Shaw claims that owners of contracted or regulated assets, such as utilities and airports, have restrictions on how much they can charge over service standards etc. Failure to meet these standards has repercussions and could damage their return profiles.

It is important to note that contractual or regulatory obligations that give long-term investors certainty of cash flow also offer protection to consumers.

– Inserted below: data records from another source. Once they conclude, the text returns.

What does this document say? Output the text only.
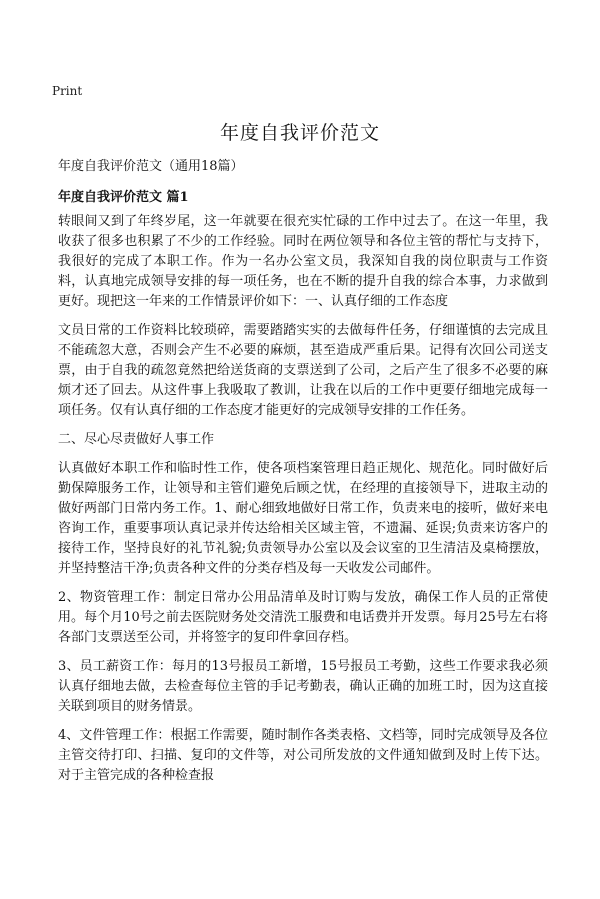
Print
年度自我评价范文
年度自我评价范文（通用18篇）
年度自我评价范文 篇1

转眼间又到了年终岁尾，这一年就要在很充实忙碌的工作中过去了。在这一年里，我收获了很多也积累了不少的工作经验。同时在两位领导和各位主管的帮忙与支持下，我很好的完成了本职工作。作为一名办公室文员，我深知自我的岗位职责与工作资料，认真地完成领导安排的每一项任务，也在不断的提升自我的综合本事，力求做到更好。现把这一年来的工作情景评价如下：一、认真仔细的工作态度

文员日常的工作资料比较琐碎，需要踏踏实实的去做每件任务，仔细谨慎的去完成且不能疏忽大意，否则会产生不必要的麻烦，甚至造成严重后果。记得有次回公司送支票，由于自我的疏忽竟然把给送货商的支票送到了公司，之后产生了很多不必要的麻烦才还了回去。从这件事上我吸取了教训，让我在以后的工作中更要仔细地完成每一项任务。仅有认真仔细的工作态度才能更好的完成领导安排的工作任务。

二、尽心尽责做好人事工作

认真做好本职工作和临时性工作，使各项档案管理日趋正规化、规范化。同时做好后勤保障服务工作，让领导和主管们避免后顾之忧，在经理的直接领导下，进取主动的做好两部门日常内务工作。1、耐心细致地做好日常工作，负责来电的接听，做好来电咨询工作，重要事项认真记录并传达给相关区域主管，不遗漏、延误;负责来访客户的接待工作，坚持良好的礼节礼貌;负责领导办公室以及会议室的卫生清洁及桌椅摆放，并坚持整洁干净;负责各种文件的分类存档及每一天收发公司邮件。

2、物资管理工作：制定日常办公用品清单及时订购与发放，确保工作人员的正常使用。每个月10号之前去医院财务处交清洗工服费和电话费并开发票。每月25号左右将各部门支票送至公司，并将签字的复印件拿回存档。

3、员工薪资工作：每月的13号报员工新增，15号报员工考勤，这些工作要求我必须认真仔细地去做，去检查每位主管的手记考勤表，确认正确的加班工时，因为这直接关联到项目的财务情景。

4、文件管理工作：根据工作需要，随时制作各类表格、文档等，同时完成领导及各位主管交待打印、扫描、复印的文件等，对公司所发放的文件通知做到及时上传下达。对于主管完成的各种检查报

“The contractual or regulatory structure of the asset remains the same whether it’s in listed or private hands – we’re talking about the exact same assets, but with different owners, and the user experience shouldn’t change,” says -she.

Humphreys says listed assets are constantly monitored by the market, the financial press and regulators. This means greater transparency.

“As long as the regulatory regime is sufficiently secure and robust, there should be no impact on the consumer, but of course, if a company is not listed, the consumer who uses the asset loses the opportunity to invest in it. the asset.

“It’s a loss for the [investing] public when an asset is private.